Of course pansexual people can be polyamorous, but they are no more likely to be than anyone else.

“I am attracted to all genders but I’m in a monogamous relationship with a man at the moment,” Mitchell explained.

“Before that I was in a monogamous relationship with a woman for 10 years.”

4. Being pansexual is amazing

The most important thing to know is that being pansexual is incredible.

“My favourite thing about being pan is seeing the ‘person’ and not the physical trappings,” Cronje explained. “Being pan provides me the opportunity to explore someone’s soul.”

Walker said that being able to truly appreciate how beautiful all people are is an amazing benefit of being pansexual.

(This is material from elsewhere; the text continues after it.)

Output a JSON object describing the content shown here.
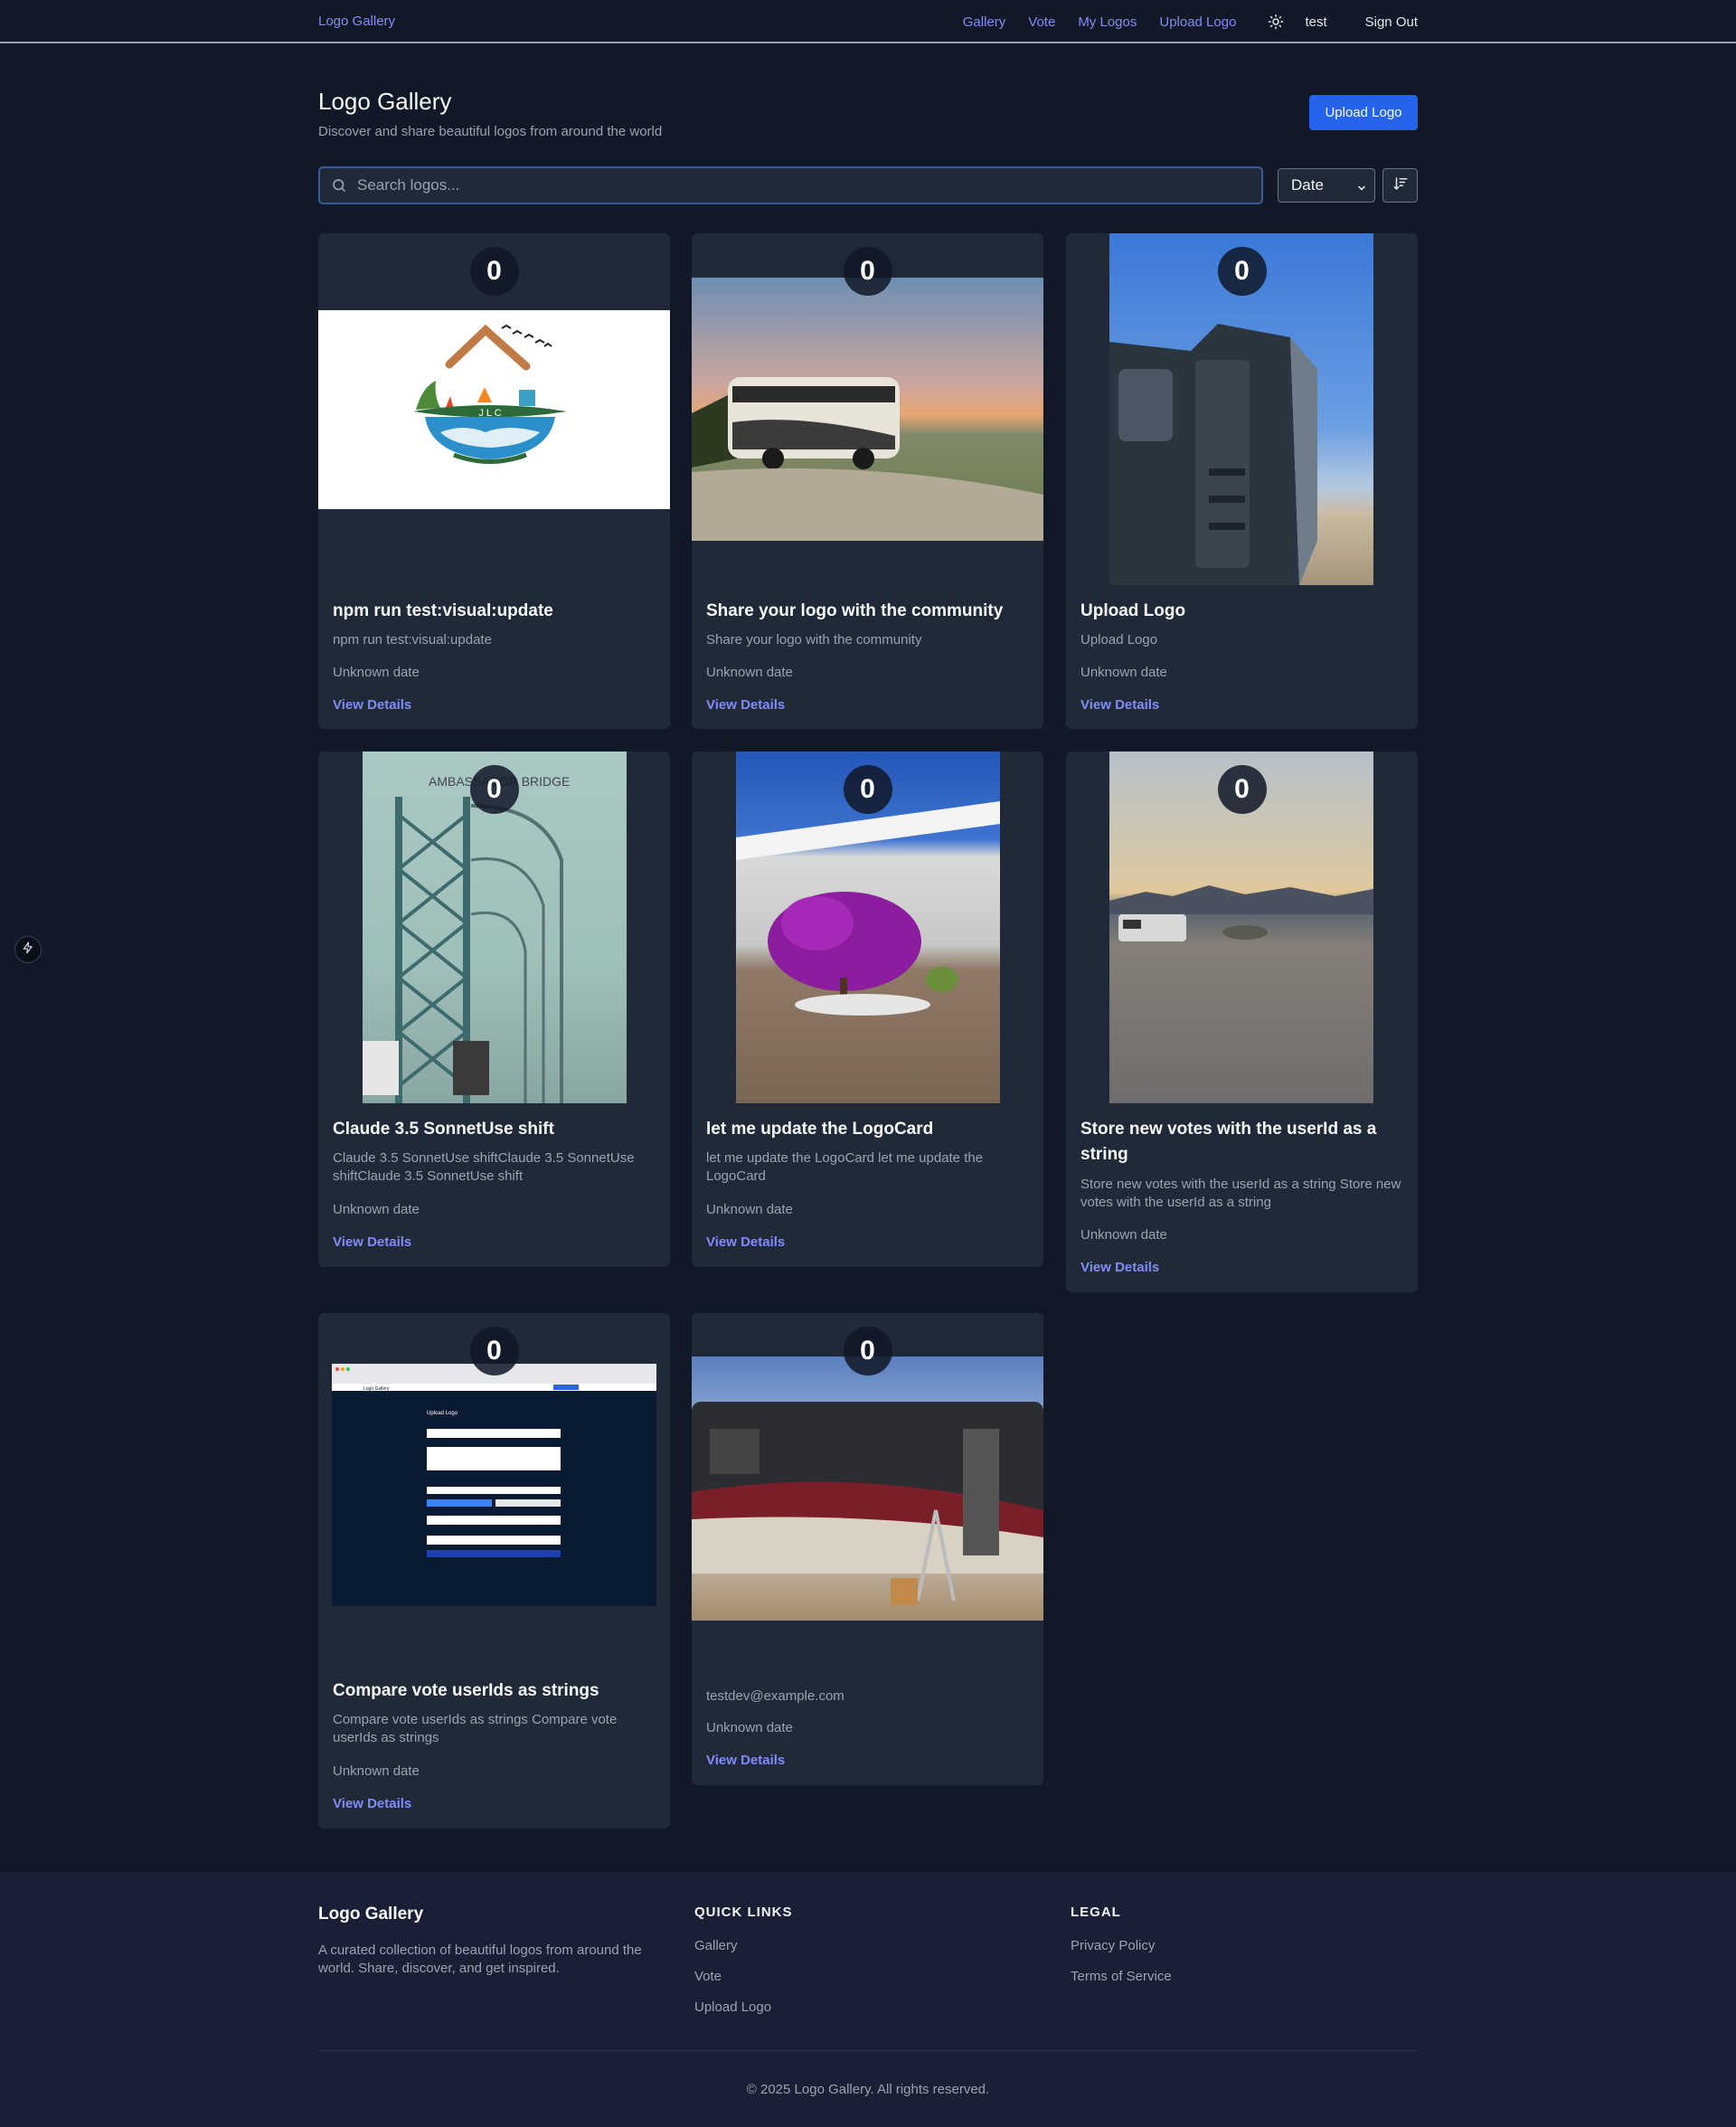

She exclaimed: “Everyone is so pretty! It’s a cliché and a bit of a stereotype, but it’s true. I feel like I can find something to really love about every single person I meet, and that’s pretty awesome.

“I also appreciate the fact that I can relate to almost every alloromantic/ allosexual person [those who experience romantic and sexual attraction, respectively].

“We might not have the same taste, but I can always agree that girls, boys, intersex people and trans folk anywhere on the gender spectrum are extremely pretty.”

Mitchell appreciates the “openness” of being pan, as well as “the focus on people’s personalities and how that’s the most important thing about another human being: who they are as a person, not what body they were born into”.

The pansexual Pride flag, created by Jasper V in 2010, is also “a fantastic colour combination”.

5. No, it’s nothing to do with pans

“It doesn’t mean I’m attracted to kitchen objects,” Mitchell cleared up. Enough said.